From: Robert J. Bradbury (bradbury@aeiveos.com)
Date: Fri Apr 12 2002 - 13:33:11 MDT
On Fri, 12 Apr 2002, Eugen Leitl wrote:
> Current ballpark figures of residental WANs is 40 kBytes/s (and about 15
> ms latency) is sure not GBit rates, but 40 kBytes/s of a tight code
> communication is not something that can be shrugged off.
Actually Eugene, I can get 50-60 kBytes/sec on my DSL line and it
isn't configured for the highest speeds.
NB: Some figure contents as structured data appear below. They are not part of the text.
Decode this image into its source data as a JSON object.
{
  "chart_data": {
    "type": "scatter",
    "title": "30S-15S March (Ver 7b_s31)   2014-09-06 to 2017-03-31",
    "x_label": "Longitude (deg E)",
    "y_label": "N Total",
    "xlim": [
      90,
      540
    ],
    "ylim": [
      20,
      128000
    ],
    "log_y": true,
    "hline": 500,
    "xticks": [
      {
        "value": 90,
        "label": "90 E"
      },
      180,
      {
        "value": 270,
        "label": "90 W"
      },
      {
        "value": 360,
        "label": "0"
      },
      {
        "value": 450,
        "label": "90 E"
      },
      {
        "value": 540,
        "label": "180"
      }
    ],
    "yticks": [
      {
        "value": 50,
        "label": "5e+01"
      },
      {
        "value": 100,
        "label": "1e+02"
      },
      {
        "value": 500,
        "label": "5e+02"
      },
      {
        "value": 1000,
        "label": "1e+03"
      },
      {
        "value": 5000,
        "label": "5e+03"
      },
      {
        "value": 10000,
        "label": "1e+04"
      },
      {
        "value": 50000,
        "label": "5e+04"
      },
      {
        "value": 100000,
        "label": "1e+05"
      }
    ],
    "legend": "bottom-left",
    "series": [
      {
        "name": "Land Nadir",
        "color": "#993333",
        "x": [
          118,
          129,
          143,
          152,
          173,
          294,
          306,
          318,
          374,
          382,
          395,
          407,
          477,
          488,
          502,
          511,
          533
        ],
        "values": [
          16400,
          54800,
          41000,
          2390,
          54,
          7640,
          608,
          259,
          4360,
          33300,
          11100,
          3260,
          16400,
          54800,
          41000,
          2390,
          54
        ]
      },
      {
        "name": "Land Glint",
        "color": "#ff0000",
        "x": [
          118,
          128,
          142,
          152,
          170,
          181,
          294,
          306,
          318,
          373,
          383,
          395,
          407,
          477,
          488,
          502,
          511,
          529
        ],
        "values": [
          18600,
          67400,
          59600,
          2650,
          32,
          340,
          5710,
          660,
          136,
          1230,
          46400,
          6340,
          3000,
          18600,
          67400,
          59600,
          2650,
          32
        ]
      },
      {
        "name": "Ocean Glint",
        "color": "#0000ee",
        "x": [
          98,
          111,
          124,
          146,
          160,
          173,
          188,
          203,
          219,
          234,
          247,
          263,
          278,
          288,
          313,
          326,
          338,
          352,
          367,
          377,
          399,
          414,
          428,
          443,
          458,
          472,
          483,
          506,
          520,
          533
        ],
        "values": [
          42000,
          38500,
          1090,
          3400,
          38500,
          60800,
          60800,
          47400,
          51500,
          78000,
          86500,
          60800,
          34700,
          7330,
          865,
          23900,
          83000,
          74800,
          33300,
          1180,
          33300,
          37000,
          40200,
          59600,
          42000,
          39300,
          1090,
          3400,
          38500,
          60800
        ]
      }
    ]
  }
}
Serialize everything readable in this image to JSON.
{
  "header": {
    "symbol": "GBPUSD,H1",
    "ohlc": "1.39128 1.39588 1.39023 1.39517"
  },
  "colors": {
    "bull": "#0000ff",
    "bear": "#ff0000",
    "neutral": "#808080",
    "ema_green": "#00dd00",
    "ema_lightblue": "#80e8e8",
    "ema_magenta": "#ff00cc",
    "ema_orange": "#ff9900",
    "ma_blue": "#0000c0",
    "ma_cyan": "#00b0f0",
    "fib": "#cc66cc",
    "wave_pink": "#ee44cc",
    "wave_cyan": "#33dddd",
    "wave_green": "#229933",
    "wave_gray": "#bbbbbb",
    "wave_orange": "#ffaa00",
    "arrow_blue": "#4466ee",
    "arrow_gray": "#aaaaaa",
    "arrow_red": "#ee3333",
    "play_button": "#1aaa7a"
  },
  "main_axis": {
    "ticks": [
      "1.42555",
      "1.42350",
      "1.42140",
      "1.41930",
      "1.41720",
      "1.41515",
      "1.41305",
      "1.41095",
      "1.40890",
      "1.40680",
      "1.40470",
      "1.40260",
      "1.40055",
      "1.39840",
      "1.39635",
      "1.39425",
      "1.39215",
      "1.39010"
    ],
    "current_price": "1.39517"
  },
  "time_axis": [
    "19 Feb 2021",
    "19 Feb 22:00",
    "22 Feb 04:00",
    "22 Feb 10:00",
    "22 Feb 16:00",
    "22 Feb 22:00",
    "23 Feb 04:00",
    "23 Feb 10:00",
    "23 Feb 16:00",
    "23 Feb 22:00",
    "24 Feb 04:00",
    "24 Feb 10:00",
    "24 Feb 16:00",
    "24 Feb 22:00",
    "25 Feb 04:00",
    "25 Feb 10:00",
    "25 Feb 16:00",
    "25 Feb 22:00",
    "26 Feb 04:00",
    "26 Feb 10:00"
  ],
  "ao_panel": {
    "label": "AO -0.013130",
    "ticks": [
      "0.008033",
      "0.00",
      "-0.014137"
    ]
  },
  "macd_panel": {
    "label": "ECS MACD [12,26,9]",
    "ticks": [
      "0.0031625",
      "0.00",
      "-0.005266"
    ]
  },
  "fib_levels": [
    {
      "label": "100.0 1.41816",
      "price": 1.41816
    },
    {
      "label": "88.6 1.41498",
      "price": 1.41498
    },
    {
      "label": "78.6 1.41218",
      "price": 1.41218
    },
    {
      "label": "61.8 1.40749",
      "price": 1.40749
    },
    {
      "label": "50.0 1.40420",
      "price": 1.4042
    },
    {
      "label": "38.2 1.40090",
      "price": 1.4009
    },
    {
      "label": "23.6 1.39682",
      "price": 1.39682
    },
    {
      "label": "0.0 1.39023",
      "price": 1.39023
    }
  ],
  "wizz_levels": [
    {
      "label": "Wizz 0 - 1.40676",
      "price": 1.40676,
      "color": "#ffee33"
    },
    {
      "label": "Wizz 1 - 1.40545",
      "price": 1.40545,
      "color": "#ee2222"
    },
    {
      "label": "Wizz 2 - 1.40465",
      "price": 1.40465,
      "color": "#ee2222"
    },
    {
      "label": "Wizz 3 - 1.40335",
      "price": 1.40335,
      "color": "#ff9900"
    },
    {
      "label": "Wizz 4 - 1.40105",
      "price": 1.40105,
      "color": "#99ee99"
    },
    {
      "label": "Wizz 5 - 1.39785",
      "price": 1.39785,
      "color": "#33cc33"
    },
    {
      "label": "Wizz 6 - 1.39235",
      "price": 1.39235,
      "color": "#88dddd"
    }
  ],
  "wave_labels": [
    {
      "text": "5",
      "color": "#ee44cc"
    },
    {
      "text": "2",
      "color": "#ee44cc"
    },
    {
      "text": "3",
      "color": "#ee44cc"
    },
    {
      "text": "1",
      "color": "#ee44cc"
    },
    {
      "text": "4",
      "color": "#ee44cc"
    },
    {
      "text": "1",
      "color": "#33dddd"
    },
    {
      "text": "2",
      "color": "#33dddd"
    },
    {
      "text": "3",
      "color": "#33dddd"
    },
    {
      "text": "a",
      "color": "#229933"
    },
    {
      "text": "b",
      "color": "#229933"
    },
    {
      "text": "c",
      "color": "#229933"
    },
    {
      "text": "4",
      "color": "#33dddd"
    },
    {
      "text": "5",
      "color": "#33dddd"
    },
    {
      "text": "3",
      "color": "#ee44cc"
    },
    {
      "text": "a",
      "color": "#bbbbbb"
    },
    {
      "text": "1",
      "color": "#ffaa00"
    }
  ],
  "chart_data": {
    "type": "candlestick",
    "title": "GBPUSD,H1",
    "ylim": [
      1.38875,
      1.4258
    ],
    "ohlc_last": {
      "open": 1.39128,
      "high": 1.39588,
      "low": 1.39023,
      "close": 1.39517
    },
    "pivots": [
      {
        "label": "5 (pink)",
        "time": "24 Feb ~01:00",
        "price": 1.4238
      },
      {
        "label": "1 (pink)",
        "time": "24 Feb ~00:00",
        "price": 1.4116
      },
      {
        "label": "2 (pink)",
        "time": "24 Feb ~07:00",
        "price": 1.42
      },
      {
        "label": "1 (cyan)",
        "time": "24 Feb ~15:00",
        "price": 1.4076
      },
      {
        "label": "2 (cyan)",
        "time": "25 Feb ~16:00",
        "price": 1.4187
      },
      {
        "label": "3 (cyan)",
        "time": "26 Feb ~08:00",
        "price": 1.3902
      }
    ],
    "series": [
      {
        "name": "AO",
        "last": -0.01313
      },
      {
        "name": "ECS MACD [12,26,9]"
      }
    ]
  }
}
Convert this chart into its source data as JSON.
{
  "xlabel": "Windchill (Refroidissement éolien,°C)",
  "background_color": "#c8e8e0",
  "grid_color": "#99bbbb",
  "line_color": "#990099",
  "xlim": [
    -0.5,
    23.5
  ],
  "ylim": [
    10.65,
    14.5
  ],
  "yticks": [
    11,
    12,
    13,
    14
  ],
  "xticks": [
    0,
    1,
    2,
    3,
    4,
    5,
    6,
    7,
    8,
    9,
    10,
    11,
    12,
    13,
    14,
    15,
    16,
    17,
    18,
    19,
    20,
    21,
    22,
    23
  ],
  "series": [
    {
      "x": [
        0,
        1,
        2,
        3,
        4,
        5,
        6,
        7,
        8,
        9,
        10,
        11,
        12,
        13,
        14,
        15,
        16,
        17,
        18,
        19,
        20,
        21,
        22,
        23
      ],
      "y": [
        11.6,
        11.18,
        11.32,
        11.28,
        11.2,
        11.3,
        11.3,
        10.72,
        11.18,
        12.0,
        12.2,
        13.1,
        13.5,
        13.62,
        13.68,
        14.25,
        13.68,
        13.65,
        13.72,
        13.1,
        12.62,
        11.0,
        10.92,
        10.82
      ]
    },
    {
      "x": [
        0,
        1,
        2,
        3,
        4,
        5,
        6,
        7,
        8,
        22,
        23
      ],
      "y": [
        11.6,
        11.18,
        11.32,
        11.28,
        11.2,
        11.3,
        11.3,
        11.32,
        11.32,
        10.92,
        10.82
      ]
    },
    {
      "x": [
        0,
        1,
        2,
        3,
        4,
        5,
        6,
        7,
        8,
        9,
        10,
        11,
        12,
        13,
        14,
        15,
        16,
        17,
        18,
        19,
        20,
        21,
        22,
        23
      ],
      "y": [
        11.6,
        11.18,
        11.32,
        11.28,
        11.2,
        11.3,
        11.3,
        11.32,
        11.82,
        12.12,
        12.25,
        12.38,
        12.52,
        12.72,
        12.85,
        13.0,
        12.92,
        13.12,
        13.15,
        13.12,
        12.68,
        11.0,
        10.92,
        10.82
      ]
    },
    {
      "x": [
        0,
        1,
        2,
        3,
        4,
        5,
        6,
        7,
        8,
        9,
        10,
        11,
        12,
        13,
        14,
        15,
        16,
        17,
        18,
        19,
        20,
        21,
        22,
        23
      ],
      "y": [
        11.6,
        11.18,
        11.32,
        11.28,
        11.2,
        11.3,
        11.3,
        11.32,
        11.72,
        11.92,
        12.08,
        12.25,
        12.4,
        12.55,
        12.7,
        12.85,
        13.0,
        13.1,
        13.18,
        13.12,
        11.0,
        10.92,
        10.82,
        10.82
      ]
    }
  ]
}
I think the max rates
may be 2-4 times greater than that (though I'd have to pay more
for it).
I think the install base for DSL is currently 4-6 million homes
and that's certainly going to grow.
A 50+ kB continuous transfer in using the HTTP protocol in Netscape
(not the most efficient) consumes less than 10% of the available CPU
of a dual 200 MHz Pentium Pro machine. The communications bottleneck,
at least for now, is the limiting factor. I don't see that changing
until people get into a mode of video/TV on demand. There isn't
anything else that humans do that would seem to demand higher
bandwidth.
As you point out -- it comes down to a question of how clever
the neural communications protocol designers are as to whether
they can compress significant amounts of useful information
into that bandwidth for offsite delivery.
I'm too lazy to do the calculation right now, but if we
assume a brain is a petaflop machine and has 40 billion
neurons, we ought to be able to figure out what the number
of neurons/PC would be their associated bandwidth requirements
are.
We could stop the handwaving and work with some real data.